COMPOSITION DE LA COUR lors du délibéré :
Madame Christine ROBERT-WARNET, président
Madame Marie-Lisette SAUTRON, conseiller
Madame Marie-Laure BERTHELOT, conseiller
GREFFIER lors des débats :
Monsieur Francis JOLLY, greffier
ARRÊT :
Prononcé publiquement par mise à disposition de l’arrêt au greffe de la cour d’appel, les parties en ayant été préalablement avisées dans les conditions prévues au deuxième alinéa de l’article 450 du code de procédure civile, et signé par Madame Christine ROBERT-WARNET, président, et Monsieur Francis JOLLY, greffier, auquel la minute de la décision a été remise par le magistrat signataire.
* * * * *
Exposé du litige :
Monsieur [F] [I], salarié de la SARL BAILLEUX PLOMBERIE CHAUFFAGE depuis le 2 janvier 2019 en qualité de plombier chauffagiste qualifié, a été convoqué à un entretien préalable à licenciement par lettre du 9 septembre 2019, puis licencié le 21 septembre 2019 pour cause réelle et sérieuse avec dispense de préavis, en raison d’un manque d’implication dans son travail, d’un manque de professionnalisme, d’un manque de compétence, des retards répétitifs, d’insubordination répétée, après trois lettres d’avertissement qui lui ont été adressées les 4, 6 et 9 septembre 2019.

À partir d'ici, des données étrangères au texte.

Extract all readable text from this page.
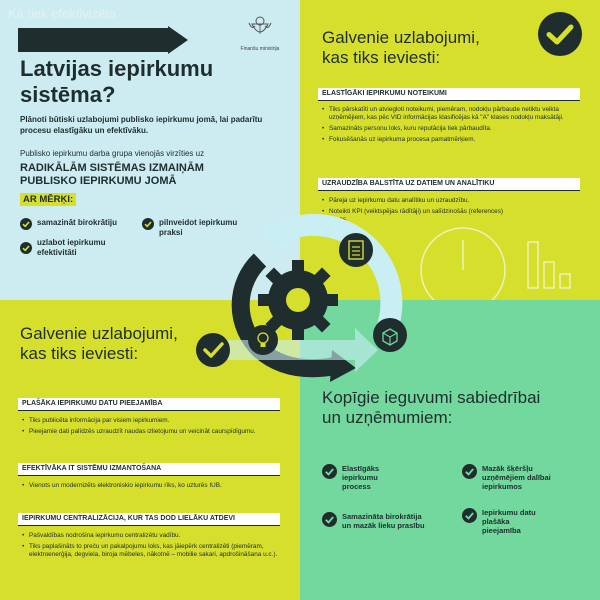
Kā tiek efektivizēta
Finanšu ministrija
Latvijas iepirkumu
sistēma?
Plānoti būtiski uzlabojumi publisko iepirkumu jomā, lai padarītu procesu elastīgāku un efektīvāku.
Publisko iepirkumu darba grupa vienojās virzīties uz
RADIKĀLĀM SISTĒMAS IZMAIŅĀM
PUBLISKO IEPIRKUMU JOMĀ
AR MĒRĶI:
samazināt birokrātiju	pilnveidot iepirkumu praksi
uzlabot iepirkumu efektivitāti
Galvenie uzlabojumi,
kas tiks ieviesti:
ELASTĪGĀKI IEPIRKUMU NOTEIKUMI
• Tiks pārskatīti un atviegloti noteikumi, piemēram, nodokļu pārbaude netiktu veikta uzņēmējiem, kas pēc VID informācijas klasificējas kā "A" klases nodokļu maksātāji.
• Samazināts personu loks, kuru reputācija tiek pārbaudīta.
• Fokusēšanās uz iepirkuma procesa pamatmērķiem.
UZRAUDZĪBA BALSTĪTA UZ DATIEM UN ANALĪTIKU
• Pāreja uz iepirkumu datu analītiku un uzraudzību.
• Noteikti KPI (veiktspējas rādītāji) un salīdzinošās (references) cenas.
Galvenie uzlabojumi,
kas tiks ieviesti:
PLAŠĀKA IEPIRKUMU DATU PIEEJAMĪBA
• Tiks publicēta informācija par visiem iepirkumiem.
• Pieejamie dati palīdzēs uzraudzīt naudas izlietojumu un veicināt caurspīdīgumu.
EFEKTĪVĀKA IT SISTĒMU IZMANTOŠANA
• Vienots un modernizēts elektroniskio iepirkumu rīks, ko uzturēs IUB.
IEPIRKUMU CENTRALIZĀCIJA, KUR TAS DOD LIELĀKU ATDEVI
• Pašvaldības nodrošina iepirkumu centralizētu vadību.
• Tiks paplašināts to preču un pakalpojumu loks, kas jāiepērk centralizēti (piemēram, elektroenerģija, degviela, biroja mēbeles, nākotnē – mobilie sakari, apdrošināšana u.c.).
Kopīgie ieguvumi sabiedrībai
un uzņēmumiem:
Elastīgāks iepirkumu process
Mazāk šķēršļu uzņēmējiem dalībai iepirkumos
Samazināta birokrātija un mazāk lieku prasību
Iepirkumu datu plašāka pieejamība
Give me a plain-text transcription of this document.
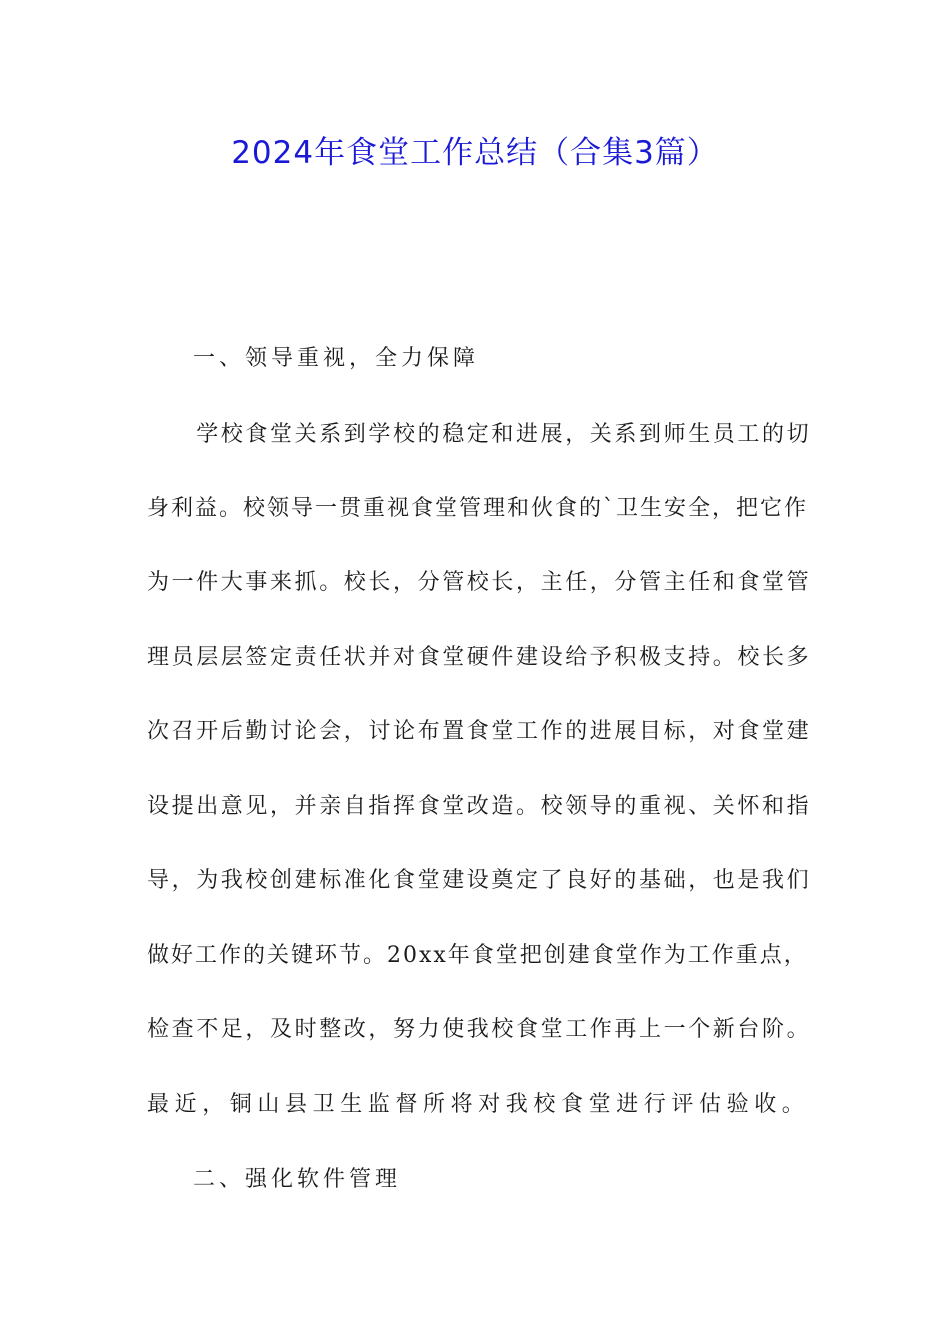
2024年食堂工作总结（合集3篇）
一、领导重视，全力保障
　　学校食堂关系到学校的稳定和进展，关系到师生员工的切
身利益。校领导一贯重视食堂管理和伙食的`卫生安全，把它作
为一件大事来抓。校长，分管校长，主任，分管主任和食堂管
理员层层签定责任状并对食堂硬件建设给予积极支持。校长多
次召开后勤讨论会，讨论布置食堂工作的进展目标，对食堂建
设提出意见，并亲自指挥食堂改造。校领导的重视、关怀和指
导，为我校创建标准化食堂建设奠定了良好的基础，也是我们
做好工作的关键环节。20xx年食堂把创建食堂作为工作重点，
检查不足，及时整改，努力使我校食堂工作再上一个新台阶。
最近，铜山县卫生监督所将对我校食堂进行评估验收。
二、强化软件管理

Le 11 février 2020, le salarié a saisi le conseil de prud’hommes de Reims de demandes tendant à faire dire son licenciement sans cause réelle et sérieuse et obtenir condamnation de l’employeur à lui payer 10 000,00 euros à titre de dommages-intérêts en réparation des préjudices nés du licenciement sans cause réelle et sérieuse, 5 000,00 euros à titre de dommages-intérêts en réparation de son préjudice moral, outre 500,00 euros au titre de l’article 700 du code de procédure civile.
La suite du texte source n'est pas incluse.